Beeper's app is the MiTM. I already have to trust Apple not to abuse their privileged position re: e2e iMessage. Now I have to trust Beeper, Apple, and Apple has to continuously trust/verify Beeper. Privacy and interop are fundamentally in opposition here, and I find Beeper's PR approach regarding this to be misleading at best.
Beeper is as much of an MITM as your e-mail client is one, or your FTP client, or your SSH client, or your browser. Should those also be frowned upon? After all, they both implement a cryptographic protocol and have access to the plaintext.
You also don't have to trust Beeper because you are not obliged to use it. You are welcome to not use it (and buy an Apple device) or even fall back to SMS.
The recipient can themselves decide what level of security they want and whether they trust Beeper (but they don't need Beeper to compromise their security - they can just as well post screenshots of your E2E-encrypted messages with them, make a backup on a compromised computer or leak their Apple/iCloud credentials).
E-mail can be end-to-end encrypted; you can use PGP (of which there are multiple implementations, all compatible) or some other custom cryptographic protocol.
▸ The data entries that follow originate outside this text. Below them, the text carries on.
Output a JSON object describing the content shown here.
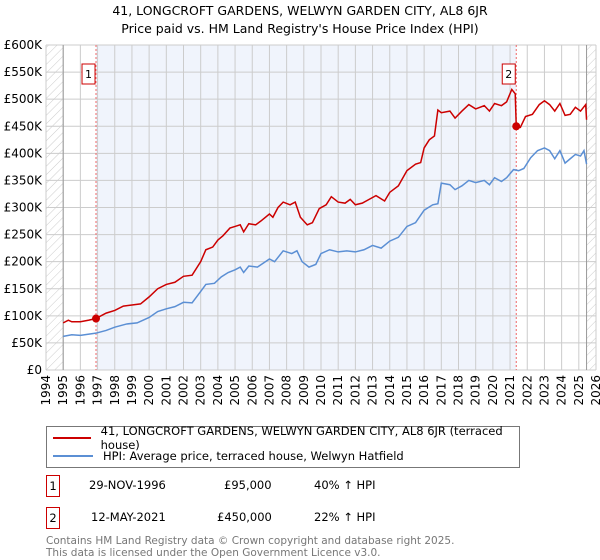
{
  "chart_data": {
    "type": "line",
    "title": "41, LONGCROFT GARDENS, WELWYN GARDEN CITY, AL8 6JR",
    "subtitle": "Price paid vs. HM Land Registry's House Price Index (HPI)",
    "xlim": [
      1994,
      2026
    ],
    "ylim": [
      0,
      600000
    ],
    "x_ticks": [
      "1994",
      "1995",
      "1996",
      "1997",
      "1998",
      "1999",
      "2000",
      "2001",
      "2002",
      "2003",
      "2004",
      "2005",
      "2006",
      "2007",
      "2008",
      "2009",
      "2010",
      "2011",
      "2012",
      "2013",
      "2014",
      "2015",
      "2016",
      "2017",
      "2018",
      "2019",
      "2020",
      "2021",
      "2022",
      "2023",
      "2024",
      "2025",
      "2026"
    ],
    "y_ticks": [
      {
        "v": 0,
        "label": "£0"
      },
      {
        "v": 50000,
        "label": "£50K"
      },
      {
        "v": 100000,
        "label": "£100K"
      },
      {
        "v": 150000,
        "label": "£150K"
      },
      {
        "v": 200000,
        "label": "£200K"
      },
      {
        "v": 250000,
        "label": "£250K"
      },
      {
        "v": 300000,
        "label": "£300K"
      },
      {
        "v": 350000,
        "label": "£350K"
      },
      {
        "v": 400000,
        "label": "£400K"
      },
      {
        "v": 450000,
        "label": "£450K"
      },
      {
        "v": 500000,
        "label": "£500K"
      },
      {
        "v": 550000,
        "label": "£550K"
      },
      {
        "v": 600000,
        "label": "£600K"
      }
    ],
    "grid": true,
    "data_range": [
      1995,
      2025.45
    ],
    "series": [
      {
        "name": "41, LONGCROFT GARDENS, WELWYN GARDEN CITY, AL8 6JR (terraced house)",
        "color": "#cc0000",
        "points": [
          [
            1995,
            87
          ],
          [
            1995.3,
            92
          ],
          [
            1995.5,
            89
          ],
          [
            1996,
            89
          ],
          [
            1996.5,
            92
          ],
          [
            1996.9,
            95
          ],
          [
            1997.5,
            105
          ],
          [
            1998,
            110
          ],
          [
            1998.5,
            118
          ],
          [
            1999,
            120
          ],
          [
            1999.5,
            122
          ],
          [
            2000,
            135
          ],
          [
            2000.5,
            150
          ],
          [
            2001,
            158
          ],
          [
            2001.5,
            162
          ],
          [
            2002,
            173
          ],
          [
            2002.5,
            175
          ],
          [
            2003,
            200
          ],
          [
            2003.3,
            222
          ],
          [
            2003.7,
            227
          ],
          [
            2004,
            240
          ],
          [
            2004.3,
            248
          ],
          [
            2004.7,
            262
          ],
          [
            2005,
            265
          ],
          [
            2005.3,
            268
          ],
          [
            2005.5,
            255
          ],
          [
            2005.8,
            270
          ],
          [
            2006.2,
            268
          ],
          [
            2006.5,
            275
          ],
          [
            2007,
            288
          ],
          [
            2007.2,
            282
          ],
          [
            2007.5,
            300
          ],
          [
            2007.8,
            310
          ],
          [
            2008.2,
            305
          ],
          [
            2008.5,
            310
          ],
          [
            2008.8,
            282
          ],
          [
            2009.2,
            268
          ],
          [
            2009.5,
            272
          ],
          [
            2009.9,
            298
          ],
          [
            2010.3,
            305
          ],
          [
            2010.6,
            320
          ],
          [
            2011,
            310
          ],
          [
            2011.4,
            308
          ],
          [
            2011.7,
            315
          ],
          [
            2012,
            305
          ],
          [
            2012.4,
            308
          ],
          [
            2012.8,
            315
          ],
          [
            2013.2,
            322
          ],
          [
            2013.7,
            312
          ],
          [
            2014,
            328
          ],
          [
            2014.5,
            340
          ],
          [
            2015,
            368
          ],
          [
            2015.5,
            380
          ],
          [
            2015.8,
            383
          ],
          [
            2016,
            410
          ],
          [
            2016.3,
            425
          ],
          [
            2016.6,
            432
          ],
          [
            2016.8,
            480
          ],
          [
            2017,
            475
          ],
          [
            2017.5,
            478
          ],
          [
            2017.8,
            465
          ],
          [
            2018.2,
            478
          ],
          [
            2018.6,
            490
          ],
          [
            2019,
            482
          ],
          [
            2019.5,
            488
          ],
          [
            2019.8,
            478
          ],
          [
            2020.1,
            492
          ],
          [
            2020.5,
            488
          ],
          [
            2020.8,
            495
          ],
          [
            2021.1,
            518
          ],
          [
            2021.3,
            510
          ],
          [
            2021.36,
            450
          ],
          [
            2021.6,
            448
          ],
          [
            2021.9,
            468
          ],
          [
            2022.3,
            472
          ],
          [
            2022.7,
            490
          ],
          [
            2023,
            497
          ],
          [
            2023.3,
            490
          ],
          [
            2023.6,
            478
          ],
          [
            2023.9,
            492
          ],
          [
            2024.2,
            470
          ],
          [
            2024.5,
            472
          ],
          [
            2024.8,
            485
          ],
          [
            2025.1,
            478
          ],
          [
            2025.4,
            490
          ],
          [
            2025.45,
            462
          ]
        ]
      },
      {
        "name": "HPI: Average price, terraced house, Welwyn Hatfield",
        "color": "#5b8fd4",
        "points": [
          [
            1995,
            62
          ],
          [
            1995.5,
            65
          ],
          [
            1996,
            64
          ],
          [
            1996.9,
            68
          ],
          [
            1997.5,
            73
          ],
          [
            1998,
            79
          ],
          [
            1998.7,
            85
          ],
          [
            1999.3,
            87
          ],
          [
            2000,
            97
          ],
          [
            2000.5,
            108
          ],
          [
            2001,
            113
          ],
          [
            2001.5,
            117
          ],
          [
            2002,
            125
          ],
          [
            2002.5,
            124
          ],
          [
            2003,
            145
          ],
          [
            2003.3,
            158
          ],
          [
            2003.8,
            160
          ],
          [
            2004.2,
            172
          ],
          [
            2004.6,
            180
          ],
          [
            2005,
            185
          ],
          [
            2005.3,
            190
          ],
          [
            2005.5,
            180
          ],
          [
            2005.8,
            192
          ],
          [
            2006.3,
            190
          ],
          [
            2007,
            205
          ],
          [
            2007.3,
            200
          ],
          [
            2007.8,
            220
          ],
          [
            2008.3,
            215
          ],
          [
            2008.6,
            220
          ],
          [
            2008.9,
            200
          ],
          [
            2009.3,
            190
          ],
          [
            2009.7,
            195
          ],
          [
            2010,
            215
          ],
          [
            2010.5,
            222
          ],
          [
            2011,
            218
          ],
          [
            2011.5,
            220
          ],
          [
            2012,
            218
          ],
          [
            2012.5,
            222
          ],
          [
            2013,
            230
          ],
          [
            2013.5,
            225
          ],
          [
            2014,
            238
          ],
          [
            2014.5,
            245
          ],
          [
            2015,
            265
          ],
          [
            2015.5,
            272
          ],
          [
            2016,
            295
          ],
          [
            2016.5,
            305
          ],
          [
            2016.8,
            307
          ],
          [
            2017,
            345
          ],
          [
            2017.5,
            342
          ],
          [
            2017.8,
            333
          ],
          [
            2018.2,
            340
          ],
          [
            2018.6,
            350
          ],
          [
            2019,
            346
          ],
          [
            2019.5,
            350
          ],
          [
            2019.8,
            342
          ],
          [
            2020.1,
            355
          ],
          [
            2020.5,
            348
          ],
          [
            2020.8,
            355
          ],
          [
            2021.2,
            370
          ],
          [
            2021.5,
            368
          ],
          [
            2021.8,
            372
          ],
          [
            2022.2,
            392
          ],
          [
            2022.6,
            405
          ],
          [
            2023,
            410
          ],
          [
            2023.3,
            405
          ],
          [
            2023.6,
            390
          ],
          [
            2023.9,
            405
          ],
          [
            2024.2,
            382
          ],
          [
            2024.5,
            390
          ],
          [
            2024.8,
            398
          ],
          [
            2025.1,
            395
          ],
          [
            2025.3,
            405
          ],
          [
            2025.45,
            380
          ]
        ]
      }
    ],
    "sales": [
      {
        "id": "1",
        "x": 1996.91,
        "price": 95000,
        "date": "29-NOV-1996",
        "price_label": "£95,000",
        "hpi": "40% ↑ HPI"
      },
      {
        "id": "2",
        "x": 2021.36,
        "price": 450000,
        "date": "12-MAY-2021",
        "price_label": "£450,000",
        "hpi": "22% ↑ HPI"
      }
    ]
  },
  "legend": {
    "red": "41, LONGCROFT GARDENS, WELWYN GARDEN CITY, AL8 6JR (terraced house)",
    "blue": "HPI: Average price, terraced house, Welwyn Hatfield"
  },
  "footer": {
    "line1": "Contains HM Land Registry data © Crown copyright and database right 2025.",
    "line2": "This data is licensed under the Open Government Licence v3.0."
  }
}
Having multiple compatible implementations does in no way prevent it from being secure.
> FTP and SSH are client-server protocols whereas iMessage is client-server(s)-client.
I don't understand how iMessage and FTP are different? Both have a server which mediates communication between different clients. The FTP server accepts & persists files which other clients then see and can download. The iMessage server does something similar but with messages.
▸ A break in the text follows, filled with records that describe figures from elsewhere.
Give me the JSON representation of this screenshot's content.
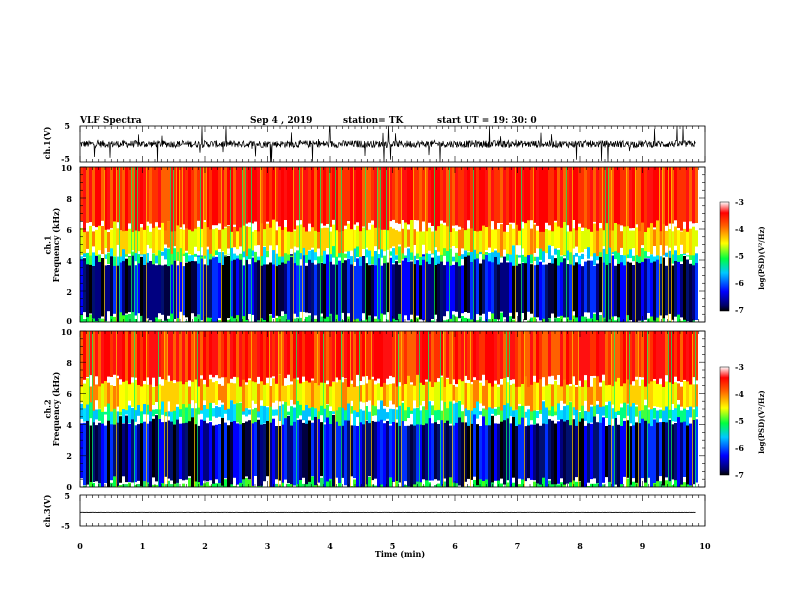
{
  "header": {
    "title": "VLF Spectra",
    "date": "Sep 4 , 2019",
    "station": "station= TK",
    "start": "start UT =  19: 30: 0"
  },
  "chart_data": [
    {
      "type": "line",
      "name": "waveform-ch1",
      "ylabel": "ch.1(V)",
      "yticks": [
        "5",
        "-5"
      ],
      "ylim": [
        -5,
        5
      ],
      "xlim": [
        0,
        10
      ],
      "baseline": 0,
      "noise_amplitude": 2,
      "data_end": 9.85
    },
    {
      "type": "heatmap",
      "name": "spectrogram-ch1",
      "ylabel": "ch.1\nFrequency (kHz)",
      "ylim": [
        0,
        10
      ],
      "yticks": [
        "0",
        "2",
        "4",
        "6",
        "8",
        "10"
      ],
      "xlim": [
        0,
        10
      ],
      "data_end": 9.85,
      "bands_khz": [
        [
          0,
          0.3,
          "green"
        ],
        [
          0.3,
          4.0,
          "blue/black"
        ],
        [
          4.0,
          4.6,
          "cyan/green"
        ],
        [
          4.6,
          6.2,
          "yellow"
        ],
        [
          6.2,
          10,
          "red"
        ]
      ],
      "colorbar": {
        "label": "log(PSD)(V²/Hz)",
        "min": -7,
        "max": -3,
        "ticks": [
          "-3",
          "-4",
          "-5",
          "-6",
          "-7"
        ]
      }
    },
    {
      "type": "heatmap",
      "name": "spectrogram-ch2",
      "ylabel": "ch.2\nFrequency (kHz)",
      "ylim": [
        0,
        10
      ],
      "yticks": [
        "0",
        "2",
        "4",
        "6",
        "8",
        "10"
      ],
      "xlim": [
        0,
        10
      ],
      "data_end": 9.85,
      "bands_khz": [
        [
          0,
          0.3,
          "green"
        ],
        [
          0.3,
          4.3,
          "blue/black"
        ],
        [
          4.3,
          5.2,
          "cyan/green"
        ],
        [
          5.2,
          6.8,
          "yellow"
        ],
        [
          6.8,
          10,
          "red"
        ]
      ],
      "colorbar": {
        "label": "log(PSD)(V²/Hz)",
        "min": -7,
        "max": -3,
        "ticks": [
          "-3",
          "-4",
          "-5",
          "-6",
          "-7"
        ]
      }
    },
    {
      "type": "line",
      "name": "waveform-ch3",
      "ylabel": "ch.3(V)",
      "yticks": [
        "5",
        "-5"
      ],
      "ylim": [
        -5,
        5
      ],
      "xlim": [
        0,
        10
      ],
      "baseline": -0.6,
      "noise_amplitude": 0.05,
      "data_end": 9.85
    }
  ],
  "x_axis": {
    "label": "Time (min)",
    "ticks": [
      "0",
      "1",
      "2",
      "3",
      "4",
      "5",
      "6",
      "7",
      "8",
      "9",
      "10"
    ],
    "range": [
      0,
      10
    ]
  }
}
> Do you actually believe these things you're claiming
Yes? I believe every person should have the right to choose which software they use to interact with services, whether it's first-party, third-party, or their own creation. I don't know nor care which browser you're using to read & reply to my comments and shouldn't have a say it in in any case - whatever happens on your machine is your own business only.
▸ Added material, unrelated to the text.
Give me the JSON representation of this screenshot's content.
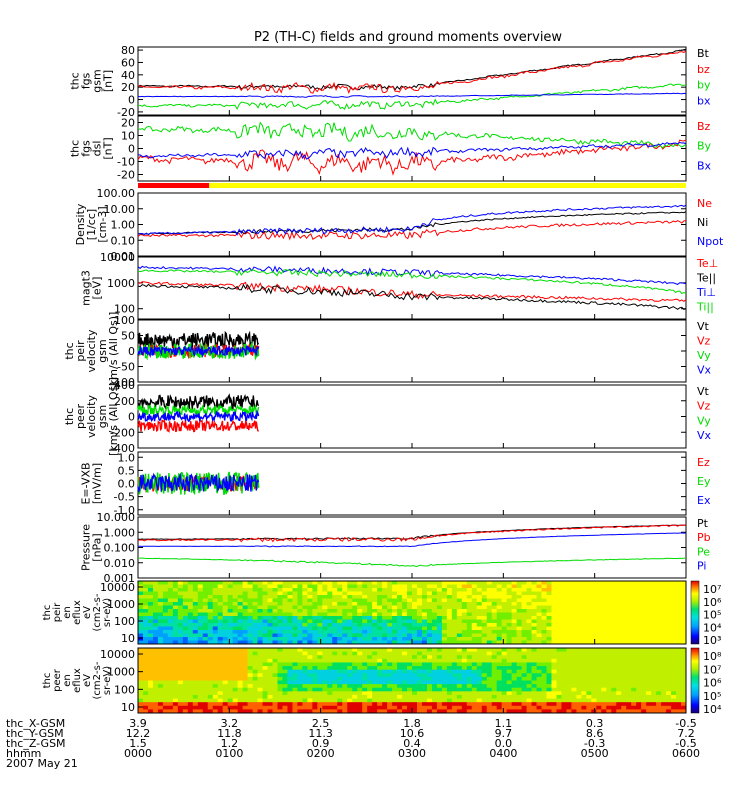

I don't understand what is so extreme about my position? It's like arguing that being able to open & create Microsoft Office files in anything but a Microsoft-approved version is heresy.
>E-mail can be end-to-end encrypted; you can use PGP
SMS can be end-to-end encrypted; you can use PGP.
>I don't understand how iMessage and FTP are different?
If I get a new iPhone and set it up without restoring it from a backup and I have NOT opted into "Messages in iCloud" (I personally have not), then my entire iMessage history is unavailable to me on my new iPhone.
>I believe every person should have the right to choose which software they use to interact with services
Then you also believe that forgoing E2E encryption is an acceptable tradeoff for exercising that freedom.
>I don't understand what is so extreme about my position?
It's not that your position is extreme, it's that you don't seem to understand the consequences of that position.
> If I get a new iPhone and set it up without restoring it from a backup and I have NOT opted into "Messages in iCloud" (I personally have not), then my entire iMessage history is unavailable to me on my new iPhone.
Ok, the difference between an FTP server and the iMessage server is that iMessage only buffers the messages for a few hours (until delivered) where as FTP server would persist it for longer. That's completely irrelevant in this case though - both operate as a temporary storage space to which multiple clients owned by different parties connect to, and I still don't understand why it should be acceptable to connect a third-party client to one but not the other?
> Then you also believe that forgoing E2E encryption is an acceptable tradeoff for exercising that freedom.
If there was some technical reason why E2E wasn't possible then sure, but there's none - as both GnuPG, browsers, SSH clients, XMPP, and Beeper all demonstrate, a third-party client can just as well implement an E2E protocol, and the only reason we can't have that with iMessage is because it would compromise Apple's vendor lock-in.
> it's that you don't seem to understand the consequences of that position
Which are? I still don't understand how Beeper being out there affects me negatively as an Apple user? Even if we assume Beeper actually had some security vulnerabilities and was literally sending message contents in plain unencrypted form over an untrusted network, it still wouldn't be any worse than texting those people via SMS, which is unencrypted by design?